UK electronics retailer, Comet, is being taken to court by Microsoft for allegedly creating and selling unauthorised copies of its Windows operating systems.
Microsoft claim that the retailer created more than 94,000 Windows recovery discs for Vista and XP, and sold them to customers. They were sold between March of 2008 and December 2009, and while Comet sold this as an added extra to customers who wished to restore their computers to original configuration in the event of problems, the Redmond based technology company claim this is unfair to the consumer.
Microsoft's lawyer David Finn said:
As detailed in the complaint filed today, Comet produced and sold thousands of counterfeit Windows CDs to unsuspecting customers in the United Kingdom. Comet’s actions were unfair to customers. We expect better from retailers of Microsoft products — and our customers deserve better, too.

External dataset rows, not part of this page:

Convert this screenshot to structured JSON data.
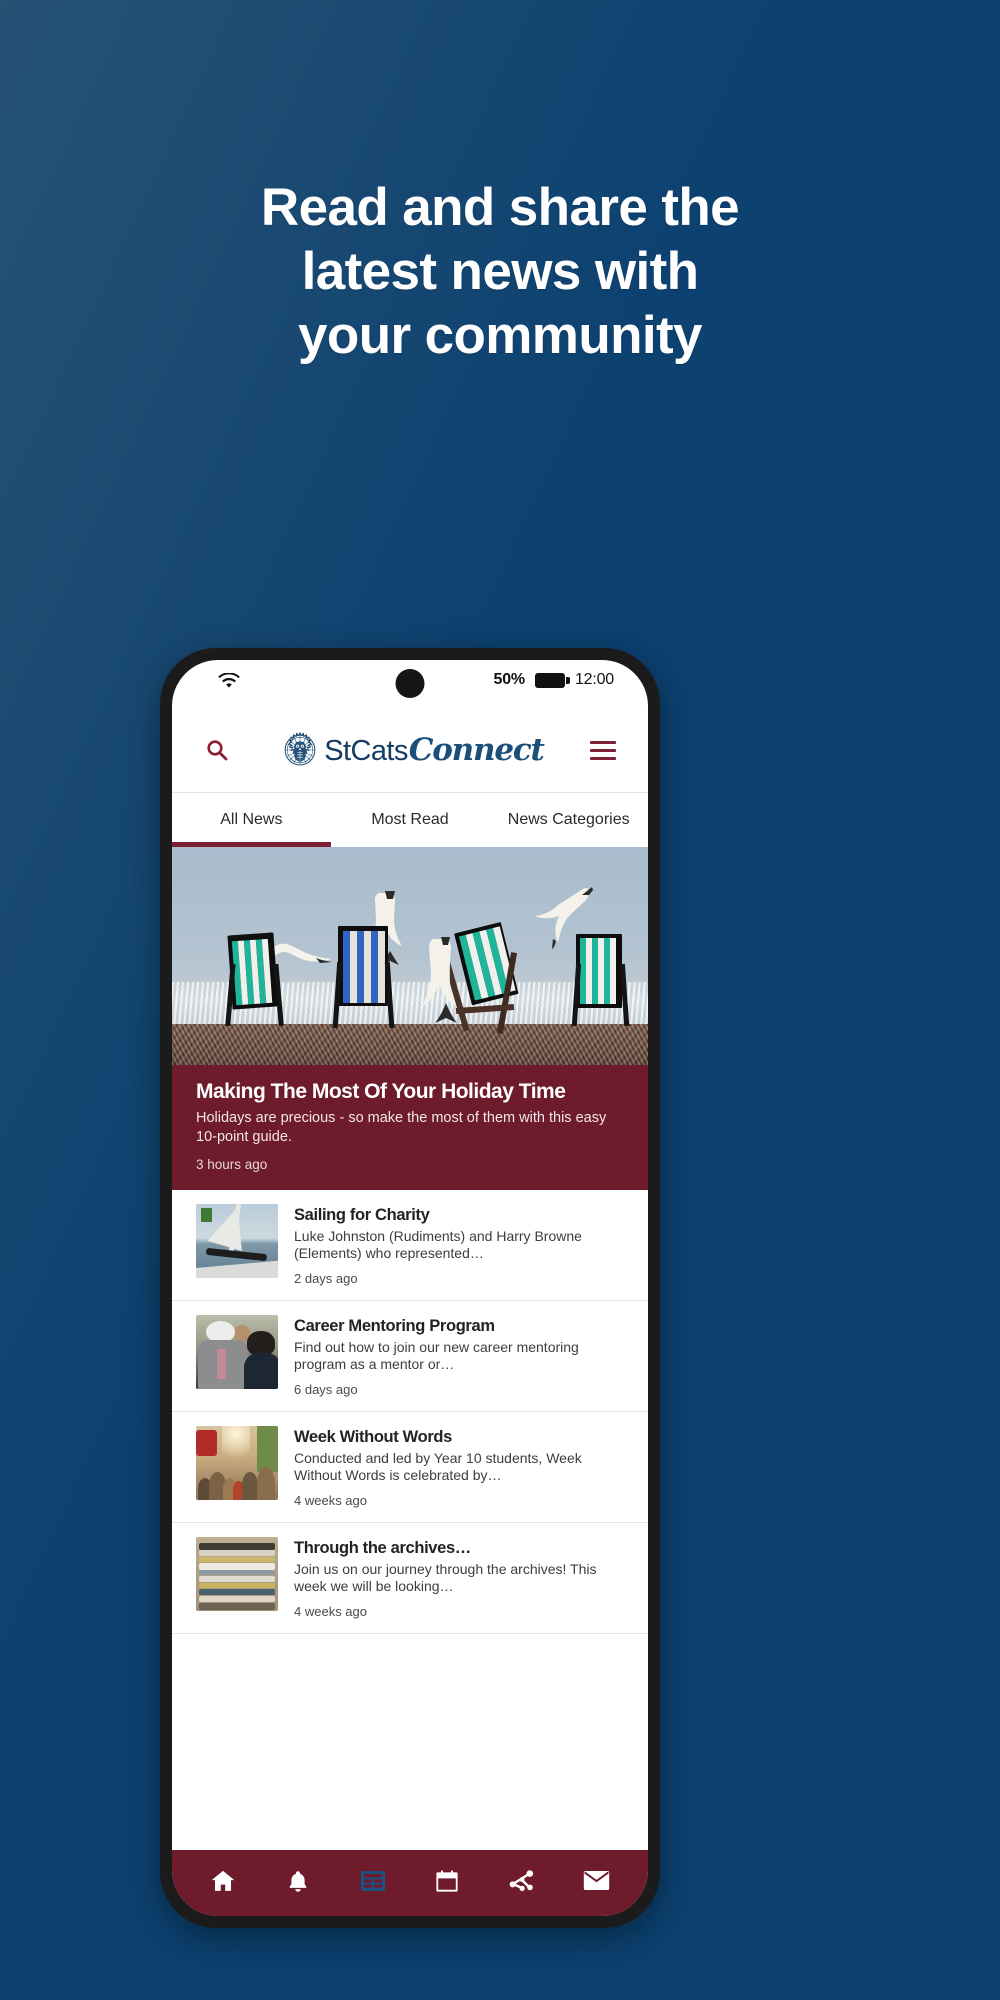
{
  "promo": {
    "headline_lines": [
      "Read and share the",
      "latest news with",
      "your community"
    ],
    "bg_color": "#0c4170",
    "accent_maroon": "#6e1b2c",
    "accent_navy": "#153c63"
  },
  "status_bar": {
    "wifi_icon": "wifi-icon",
    "battery_percent": "50%",
    "battery_icon": "battery-icon",
    "time": "12:00"
  },
  "app_header": {
    "search_icon": "search-icon",
    "menu_icon": "hamburger-menu-icon",
    "crest_icon": "owl-crest-logo-icon",
    "brand_main": "StCats",
    "brand_script": "Connect"
  },
  "tabs": [
    {
      "label": "All News",
      "active": true
    },
    {
      "label": "Most Read",
      "active": false
    },
    {
      "label": "News Categories",
      "active": false
    }
  ],
  "feature": {
    "image_alt": "deckchairs-and-seagulls-on-beach",
    "title": "Making The Most Of Your Holiday Time",
    "description": "Holidays are precious - so make the most of them with this easy 10-point guide.",
    "time": "3 hours ago"
  },
  "articles": [
    {
      "thumb": "sailing-boat-thumbnail",
      "title": "Sailing for Charity",
      "description": "Luke Johnston (Rudiments) and Harry Browne (Elements) who represented…",
      "time": "2 days ago"
    },
    {
      "thumb": "career-mentoring-thumbnail",
      "title": "Career Mentoring Program",
      "description": "Find out how to join our new career mentoring program as a mentor or…",
      "time": "6 days ago"
    },
    {
      "thumb": "crowded-street-thumbnail",
      "title": "Week Without Words",
      "description": "Conducted and led by Year 10 students, Week Without Words is celebrated by…",
      "time": "4 weeks ago"
    },
    {
      "thumb": "stacked-archives-thumbnail",
      "title": "Through the archives…",
      "description": "Join us on our journey through the archives! This week we will be looking…",
      "time": "4 weeks ago"
    }
  ],
  "bottom_nav": [
    {
      "icon": "home-icon",
      "active": false
    },
    {
      "icon": "bell-icon",
      "active": false
    },
    {
      "icon": "news-list-icon",
      "active": true
    },
    {
      "icon": "calendar-icon",
      "active": false
    },
    {
      "icon": "share-network-icon",
      "active": false
    },
    {
      "icon": "envelope-icon",
      "active": false
    }
  ]
}
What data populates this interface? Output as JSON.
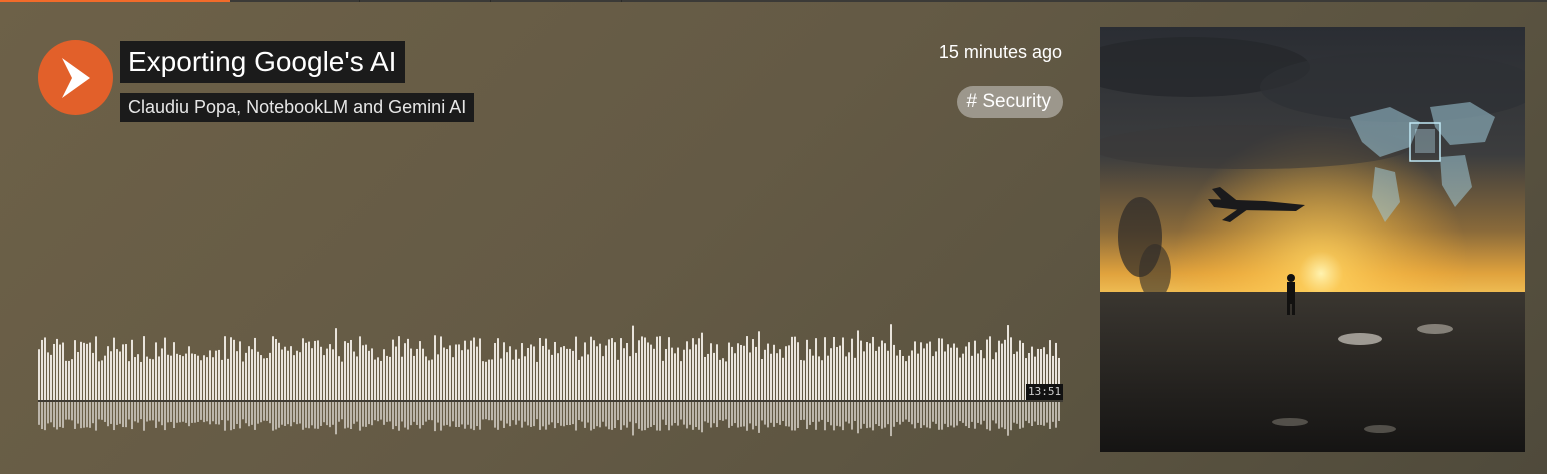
{
  "episode": {
    "title": "Exporting Google's AI",
    "authors": "Claudiu Popa, NotebookLM and Gemini AI",
    "published": "15 minutes ago",
    "tag": "# Security",
    "duration": "13:51",
    "progress": 0.15
  },
  "player": {
    "play_icon": "play-chevron-icon",
    "accent_color": "#e2602a"
  },
  "artwork": {
    "icon": "drone-battlefield-artwork"
  }
}
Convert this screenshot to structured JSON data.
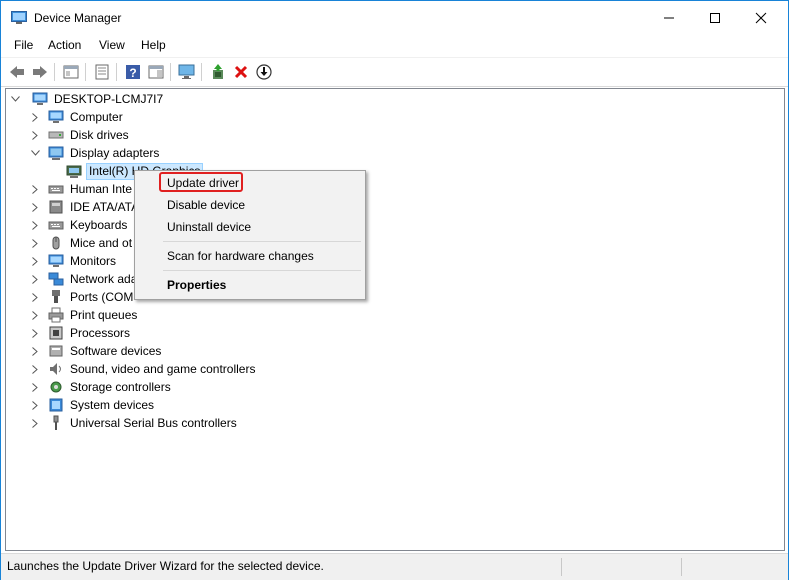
{
  "window": {
    "title": "Device Manager"
  },
  "menubar": {
    "items": [
      "File",
      "Action",
      "View",
      "Help"
    ]
  },
  "toolbar": {
    "buttons": [
      "back-icon",
      "forward-icon",
      "properties-view-icon",
      "device-list-icon",
      "help-icon",
      "details-pane-icon",
      "monitor-scan-icon",
      "update-driver-icon",
      "uninstall-icon",
      "download-icon"
    ]
  },
  "tree": {
    "root": "DESKTOP-LCMJ7I7",
    "categories": [
      {
        "label": "Computer",
        "icon": "computer-icon",
        "expanded": false
      },
      {
        "label": "Disk drives",
        "icon": "disk-icon",
        "expanded": false
      },
      {
        "label": "Display adapters",
        "icon": "display-adapter-icon",
        "expanded": true,
        "children": [
          {
            "label": "Intel(R) HD Graphics",
            "icon": "display-adapter-icon",
            "selected": true
          }
        ]
      },
      {
        "label": "Human Inte",
        "icon": "keyboard-icon",
        "expanded": false
      },
      {
        "label": "IDE ATA/ATA",
        "icon": "ide-icon",
        "expanded": false
      },
      {
        "label": "Keyboards",
        "icon": "keyboard-icon",
        "expanded": false
      },
      {
        "label": "Mice and ot",
        "icon": "mouse-icon",
        "expanded": false
      },
      {
        "label": "Monitors",
        "icon": "monitor-icon",
        "expanded": false
      },
      {
        "label": "Network ada",
        "icon": "network-icon",
        "expanded": false
      },
      {
        "label": "Ports (COM",
        "icon": "port-icon",
        "expanded": false
      },
      {
        "label": "Print queues",
        "icon": "printer-icon",
        "expanded": false
      },
      {
        "label": "Processors",
        "icon": "processor-icon",
        "expanded": false
      },
      {
        "label": "Software devices",
        "icon": "software-icon",
        "expanded": false
      },
      {
        "label": "Sound, video and game controllers",
        "icon": "sound-icon",
        "expanded": false
      },
      {
        "label": "Storage controllers",
        "icon": "storage-icon",
        "expanded": false
      },
      {
        "label": "System devices",
        "icon": "system-icon",
        "expanded": false
      },
      {
        "label": "Universal Serial Bus controllers",
        "icon": "usb-icon",
        "expanded": false
      }
    ]
  },
  "context_menu": {
    "update_driver": "Update driver",
    "disable_device": "Disable device",
    "uninstall_device": "Uninstall device",
    "scan": "Scan for hardware changes",
    "properties": "Properties"
  },
  "statusbar": {
    "text": "Launches the Update Driver Wizard for the selected device."
  },
  "colors": {
    "accent": "#1883d7",
    "selection": "#cce8ff",
    "highlight_border": "#e02020"
  }
}
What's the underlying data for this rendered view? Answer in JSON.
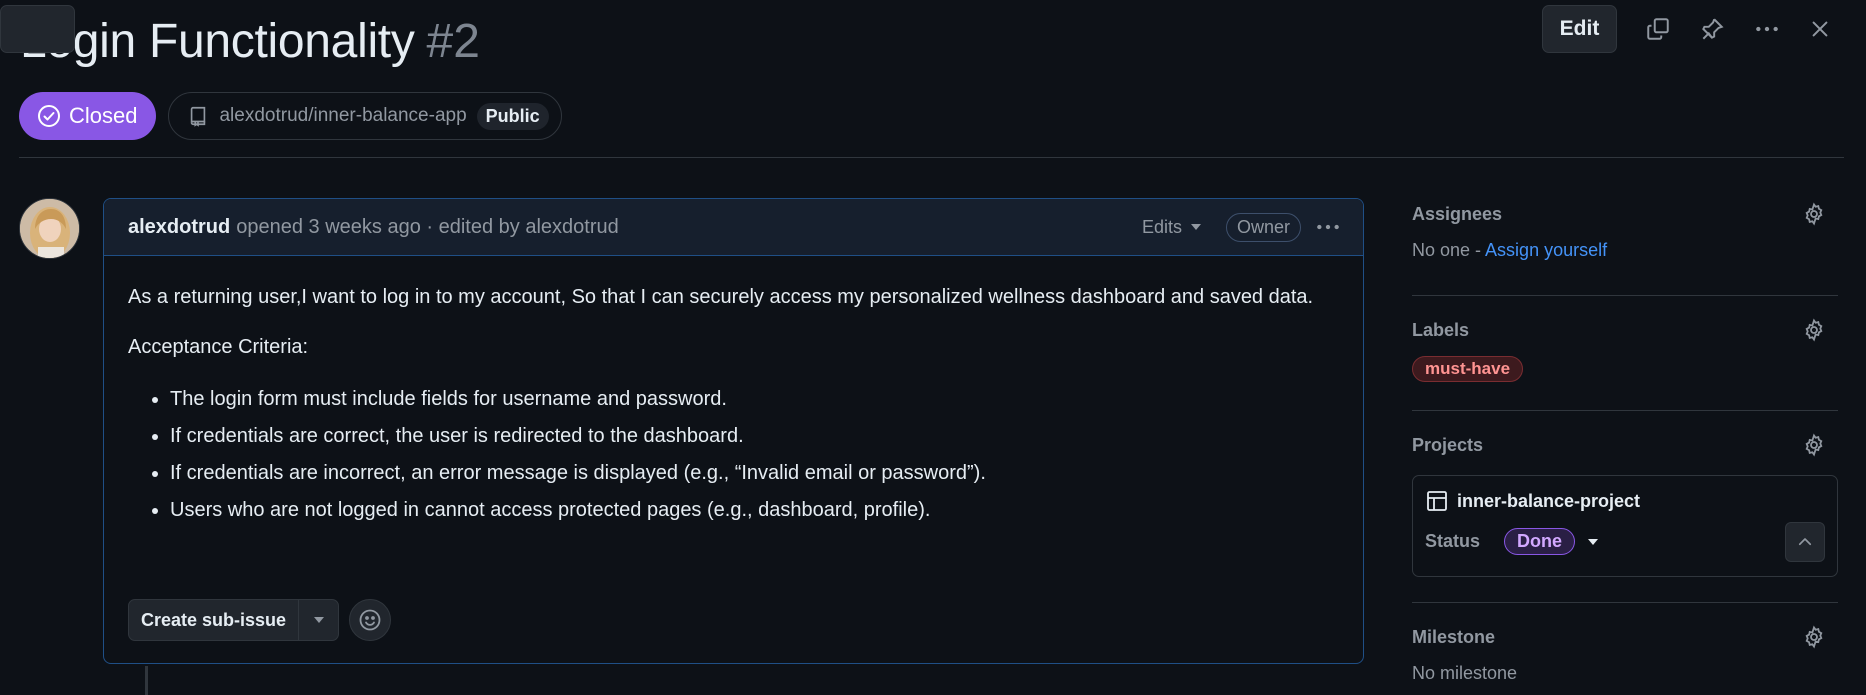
{
  "issue": {
    "title": "Login Functionality",
    "number": "#2",
    "state": "Closed",
    "repo": "alexdotrud/inner-balance-app",
    "visibility": "Public"
  },
  "toolbar": {
    "edit_label": "Edit",
    "icons": [
      "copy-icon",
      "pin-icon",
      "kebab-icon",
      "close-icon"
    ]
  },
  "comment": {
    "author": "alexdotrud",
    "meta": "opened 3 weeks ago · edited by alexdotrud",
    "edits_label": "Edits",
    "role_badge": "Owner",
    "paragraph1": "As a returning user,I want to log in to my account, So that I can securely access my personalized wellness dashboard and saved data.",
    "paragraph2": "Acceptance Criteria:",
    "criteria": [
      "The login form must include fields for username and password.",
      "If credentials are correct, the user is redirected to the dashboard.",
      "If credentials are incorrect, an error message is displayed (e.g., “Invalid email or password”).",
      "Users who are not logged in cannot access protected pages (e.g., dashboard, profile)."
    ],
    "create_sub_issue_label": "Create sub-issue"
  },
  "sidebar": {
    "assignees": {
      "heading": "Assignees",
      "value": "No one - ",
      "link": "Assign yourself"
    },
    "labels": {
      "heading": "Labels",
      "items": [
        "must-have"
      ]
    },
    "projects": {
      "heading": "Projects",
      "project_name": "inner-balance-project",
      "status_label": "Status",
      "status_value": "Done"
    },
    "milestone": {
      "heading": "Milestone",
      "value": "No milestone"
    }
  },
  "colors": {
    "background": "#0d1117",
    "closed_badge": "#8957e5",
    "link": "#4493f8",
    "label_must_have": "#ff9492",
    "done_badge": "#d2a8ff"
  }
}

Shortly after this, a spokesperson from Comet released a statement saying:
"We note that proceedings have been issued by Microsoft Corporation against Comet relating to the creation of recovery discs by Comet on behalf of its customers.
Comet has sought and received legal advice from leading counsel to support its view that the production of recovery discs did not infringe Microsoft's intellectual property.
Comet firmly believes that it acted in the very best interests of its customers. It believes its customers had been adversely affected by the decision to stop supplying recovery discs with each new Microsoft Operating System based computer.
In our mind, this is a bit of a grey area in terms of where the legality is here. Instead of giving you a physical disc, Microsoft are making you burn it yourself. So the question really is should there be a price on this assistance from Comet, or should it have been a free service? We'd got for the latter; but either way round, this is most certainly not piracy.